The ebb and flow of humanity has often left refugees poor, homeless and unhealthy.

Afghanistan has 10 physicians per 100,000 people, compared with 279 per 100,000 in the United States.
Life expectancy at birth is 45 years, compared with 67 worldwide.

While a man’s average annual earned income is estimated at $43,797 in the U.S., it is $1,182 in Afghanistan.
A quarter of the nation’s population has fled the country, prompting the United Nations to declare Afghanistan the world’s major site of human displacement.

At the peak of the flight, in 1988, about 60 percent of all refugees in the world were from Afghanistan, the U.N. reported.

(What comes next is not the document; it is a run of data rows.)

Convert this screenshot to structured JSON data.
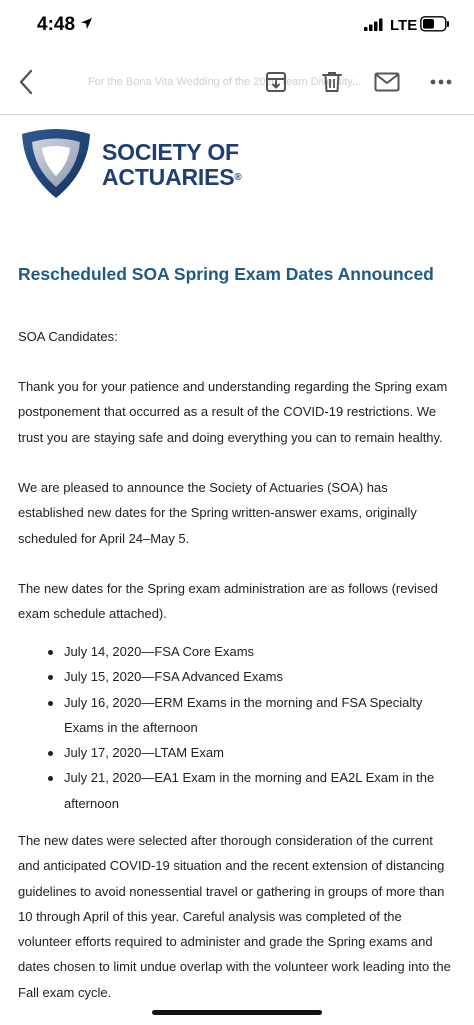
{
  "status_bar": {
    "time": "4:48",
    "network": "LTE"
  },
  "toolbar": {
    "subject_preview": "For the Bona Vita Wedding of the 2020 Team Diversity..."
  },
  "logo": {
    "line1": "SOCIETY OF",
    "line2": "ACTUARIES",
    "reg": "®"
  },
  "email": {
    "headline": "Rescheduled SOA Spring Exam Dates Announced",
    "greeting": "SOA Candidates:",
    "p1": "Thank you for your patience and understanding regarding the Spring exam postponement that occurred as a result of the COVID-19 restrictions. We trust you are staying safe and doing everything you can to remain healthy.",
    "p2": "We are pleased to announce the Society of Actuaries (SOA) has established new dates for the Spring written-answer exams, originally scheduled for April 24–May 5.",
    "p3": "The new dates for the Spring exam administration are as follows (revised exam schedule attached).",
    "dates": [
      "July 14, 2020—FSA Core Exams",
      "July 15, 2020—FSA Advanced Exams",
      "July 16, 2020—ERM Exams in the morning and FSA Specialty Exams in the afternoon",
      "July 17, 2020—LTAM Exam",
      "July 21, 2020—EA1 Exam in the morning and EA2L Exam in the afternoon"
    ],
    "p4": "The new dates were selected after thorough consideration of the current and anticipated COVID-19 situation and the recent extension of distancing guidelines to avoid nonessential travel or gathering in groups of more than 10 through April of this year. Careful analysis was completed of the volunteer efforts required to administer and grade the Spring exams and dates chosen to limit undue overlap with the volunteer work leading into the Fall exam cycle."
  },
  "colors": {
    "brand_navy": "#1f3f73",
    "headline_blue": "#1f5b86"
  }
}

In addition to 25 years of conflict, Afghanistan has endured years of drought, has no significant natural resources such as oil and is considered the most heavily land-mined patch of earth on the planet.

The most profitable business in the country is opium, and a poppy eradication program is aimed at curtailing the drug business.

Afghanistan’s population has reacted over the years by leaving the country during strife and returning when it seemed safe.

In the 1980s, when the Soviets invaded, about 3.9 million people were displaced, the United Nations estimated.
After the Soviets withdrew in the late 1980s, millions returned to the country while others became refugees, leaving a crushed Kabul, according to the U.N.

They fled again with the rise of the Taliban and after 9/11, fearing U.S. reprisal against Osama bin Laden.

There are few job opportunities for men such as Malang, 28, who like many Afghans has only one name.

He fled to Pakistan, where he lived for years, returning two years ago.

“There was war and economical problems,” he said through an interpreter. “And because of the Taliban, too.”

The father of five is pinning hopes on international aid and help from President Hamid Karzai.

“We hope that the government could give us a good house,” Malang said.

At Gulandam’s settlement on the city’s southern side, 11-year-old Tla Sabrina, the fourth of five children in her family, was dressed in a brilliant red, ankle-length dress and a black shawl over her head, red curls peeking out. Her father has no work and no prospects, but Tla has dreams.

She’d like to be a doctor and a teacher, she said, “because that is very interesting for me.” Math is her favorite subject in school.

That Tla goes to school, even a few hours a day, a few days a week, signals significant change. Under Taliban rule, girls could not attend classes.